Cross-Validating Different Regression Models Using K-Fold (California Housing Dataset)

Now it’s time to cross-validate different regression models using K-Fold, and we can analyze the performance of each model. Let’s make use of the California Housing dataset from Sklearn. The code is as follows:

Python
from sklearn.datasets import fetch_california_housing

# fetch california housing data
housing = fetch_california_housing()
print("Dataset Shape:", housing.data.shape, housing.target.shape)
print("Dataset Features:", housing.feature_names)

Output

Dataset Shape: (20640, 8) (20640,)
Dataset Features: ['MedInc', 'HouseAge', 'AveRooms', 'AveBedrms',
'Population', 'AveOccup', 'Latitude', 'Longitude']

Here we make use of the fetch_california_housing() method from the sklearn dataset. The dataset consists of 20,640 samples and 9 features (including the label).

Here, the dataset contains only numerical features, and there are no missing values.
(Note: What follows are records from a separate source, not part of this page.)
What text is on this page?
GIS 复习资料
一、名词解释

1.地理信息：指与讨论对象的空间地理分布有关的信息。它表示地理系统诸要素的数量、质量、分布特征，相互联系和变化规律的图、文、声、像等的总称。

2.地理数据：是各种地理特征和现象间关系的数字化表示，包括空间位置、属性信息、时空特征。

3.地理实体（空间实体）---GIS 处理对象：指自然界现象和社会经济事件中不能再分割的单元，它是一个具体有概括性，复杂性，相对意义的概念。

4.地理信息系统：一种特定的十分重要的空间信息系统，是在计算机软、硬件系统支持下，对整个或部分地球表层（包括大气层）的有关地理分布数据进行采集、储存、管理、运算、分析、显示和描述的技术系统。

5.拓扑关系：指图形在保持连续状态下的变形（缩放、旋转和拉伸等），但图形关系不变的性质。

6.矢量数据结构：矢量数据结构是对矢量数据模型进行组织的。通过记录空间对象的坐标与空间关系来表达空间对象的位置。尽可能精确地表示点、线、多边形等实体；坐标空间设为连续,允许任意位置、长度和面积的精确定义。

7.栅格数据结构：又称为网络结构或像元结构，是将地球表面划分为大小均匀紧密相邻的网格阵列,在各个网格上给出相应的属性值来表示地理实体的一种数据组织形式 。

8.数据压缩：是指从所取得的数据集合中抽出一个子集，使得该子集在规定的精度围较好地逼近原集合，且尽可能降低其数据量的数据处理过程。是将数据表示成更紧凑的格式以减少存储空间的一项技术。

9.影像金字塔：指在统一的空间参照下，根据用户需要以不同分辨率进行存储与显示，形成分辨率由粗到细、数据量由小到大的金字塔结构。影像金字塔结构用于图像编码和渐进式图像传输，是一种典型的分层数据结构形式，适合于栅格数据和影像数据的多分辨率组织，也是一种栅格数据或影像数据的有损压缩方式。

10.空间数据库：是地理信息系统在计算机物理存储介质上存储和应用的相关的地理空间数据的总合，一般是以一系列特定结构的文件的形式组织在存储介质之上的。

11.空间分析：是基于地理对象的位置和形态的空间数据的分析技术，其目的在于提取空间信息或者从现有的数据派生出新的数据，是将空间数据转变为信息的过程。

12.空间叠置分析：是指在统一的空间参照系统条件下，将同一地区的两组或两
So we don’t need to deal with text attributes or missing values; all we need to do is scale the features.

Let’s scale the features and apply K-Fold to the dataset.

Python
from sklearn.preprocessing import StandardScaler
from sklearn.model_selection import KFold
import numpy as np


X_housing = housing.data
y_housing = housing.target

# Scaling the data
scaler = StandardScaler()
X_scaler = scaler.fit_transform(X_housing)

# K-Fold split
cnt = 0
n_splits = 10
kf = KFold(n_splits=n_splits, shuffle=True, random_state=42)
for train_index, test_index in kf.split(X_scaler, y_housing):
    print(f'Fold:{cnt}, Train set: {len(train_index)}, \
    Test set:{len(test_index)}')
    cnt += 1

Output

Fold:0, Train set: 18576,     Test set:2064
Fold:1, Train set: 18576, Test set:2064
Fold:2, Train set: 18576, Test set:2064
Fold:3, Train set: 18576, Test set:2064
Fold:4, Train set: 18576, Test set:2064
Fold:5, Train set: 18576, Test set:2064
Fold:6, Train set: 18576, Test set:2064
Fold:7, Train set: 18576, Test set:2064
Fold:8, Train set: 18576, Test set:2064
Fold:9, Train set: 18576, Test set:2064

Here, we scaled the features using the StandardScaler() method from Sklearn and passed the scaled features to the fit_transform() method. Then we prepared the K-Fold validation procedure, where we set the folds as 10 and mixed the dataset by setting the shuffle parameter as true. 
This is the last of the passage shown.